The first name has always drawn attention. It’s a takeoff of his Mom’s name, Donna, though to some it gives him a more … immortal bearing.

“I get a lot of compliments about my name. They think I’m like a Greek god or something,” Adonicas Sanders says.

His accent draws attention, too. At first his Georgia Tech teammates didn’t know what to make of it.

“They heard me talk. They kept asking me where I’m from. I always tell them Charleston, South Carolina. They were like, ‘You can’t be from Charleston, South Carolina,’” he recalls.

His accent is actually Geechee, from the Gullah Geechee, descendants of slaves who inhabited the coastal plains regions of North Carolina, South Carolina and Georgia.  The Geechee maintain a rich cultural presence in the Charleston area, including their own Gullah language.  Their mellifluous accent is often mistaken for Caribbean.

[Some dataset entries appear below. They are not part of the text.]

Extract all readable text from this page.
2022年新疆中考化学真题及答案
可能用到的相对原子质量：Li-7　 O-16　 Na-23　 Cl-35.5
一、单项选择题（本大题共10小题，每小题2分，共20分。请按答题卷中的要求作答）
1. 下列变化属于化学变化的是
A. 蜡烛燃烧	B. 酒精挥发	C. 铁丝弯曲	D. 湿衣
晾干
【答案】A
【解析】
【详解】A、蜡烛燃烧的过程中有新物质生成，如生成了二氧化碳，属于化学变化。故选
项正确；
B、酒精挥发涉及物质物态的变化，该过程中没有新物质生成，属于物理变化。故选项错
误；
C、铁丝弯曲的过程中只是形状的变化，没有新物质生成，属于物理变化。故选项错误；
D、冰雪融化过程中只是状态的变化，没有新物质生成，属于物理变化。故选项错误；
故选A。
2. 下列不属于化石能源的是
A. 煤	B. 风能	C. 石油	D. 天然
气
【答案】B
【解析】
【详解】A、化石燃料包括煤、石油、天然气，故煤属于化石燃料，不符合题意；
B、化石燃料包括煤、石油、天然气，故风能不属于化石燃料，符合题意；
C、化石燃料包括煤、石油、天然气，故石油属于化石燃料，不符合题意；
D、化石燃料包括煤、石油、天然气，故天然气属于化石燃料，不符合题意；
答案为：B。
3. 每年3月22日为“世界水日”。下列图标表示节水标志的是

And now, at long last, Sanders has gained attention for what he has sought the most: meaningful playing time for Georgia Tech. After a season-ending injury to leading wide receiver Jalen Camp, the 6-1, 195-pound redshirt sophomore has stepped up admirably, climbing to second on the Yellow Jackets in receptions (11) heading into Saturday’s showdown with Pittsburgh at Bobby Dodd Stadium (4 p.m. ET, Georgia Tech Sports Network from Learfield IMG College).

“Adonicas did a really good job of attacking the moment – just a ‘next man up’ mentality. He spends a ton of time in the office, just trying to get better, understanding technique, trying to know the game and learn the game,” said wide receivers coach Kerry Dixon.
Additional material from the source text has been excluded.